Immagino che Gianni Biondillo, l’autore di Sentieri metropolitani. Narrare il territorio con la psicogeografia, un bel libro appena pubblicato da Bollati Boringhieri, commenterebbe l’avventura di Simone come una forma piacevole di deriva urbana, piuttosto che l’applicazione della metodologia applicata nella costruzione di un Sentiero Metropolitano, per come è rigorosamente spiegato in uno degli ultimi capitoli del libro. Ma ogni età e momento della vita credo abbiano un modo diverso di camminare e scoprire i luoghi, quindi potremmo dire che la deriva sta a un adolescente quanto un Sentiero Metropolitano sta un adulto, anche se credo che molti di noi amino perdersi in un luogo ignoto la prima volta che lo incontrano.

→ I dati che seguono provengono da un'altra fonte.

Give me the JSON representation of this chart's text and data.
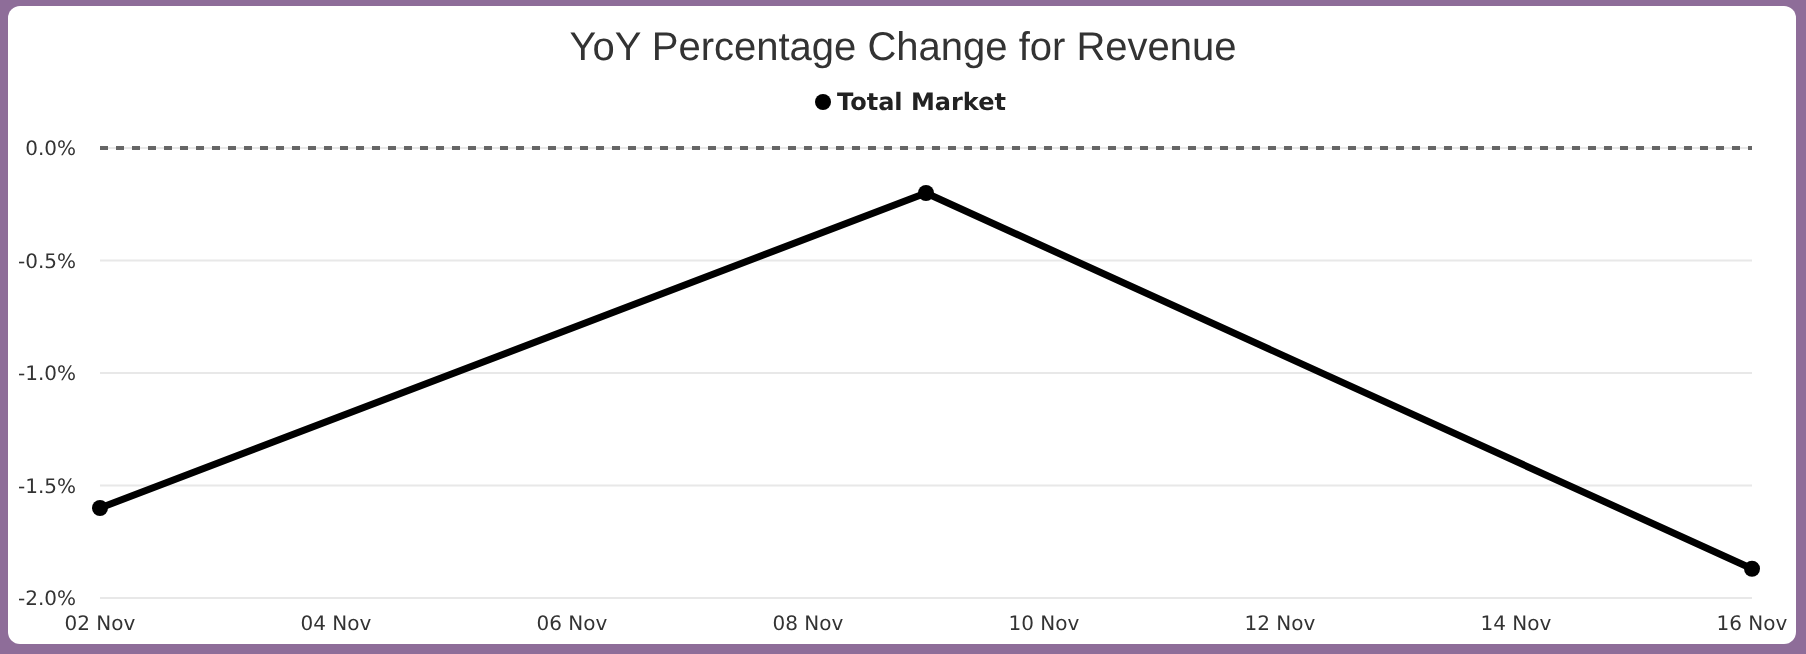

Il tema vero, ed è uno degli argomenti più intriganti che Biondillo sottolinea ripetutamente nel libro, è che la città e il paesaggio sono organismi vivi, inquieti, fluidi che si modificano costantemente sotto la pressione delle azioni e dei corpi di tutti i viventi che lo attraversano quotidianamente e che l’unico modo che abbiamo per comprenderli a fondo ed esserne parte attiva è quello di abitarli in movimento, attraversarli e possederli con i gesti, lo sguardo, i piedi e la nostra sensibilità. Senza queste azioni fondamentali, che comportano l’emergere di una forma di attenzione e consapevolezza critica dei luoghi, non possiamo pensare di essere parte agente attiva nella cura e trasformazione degli ambienti che abitiamo.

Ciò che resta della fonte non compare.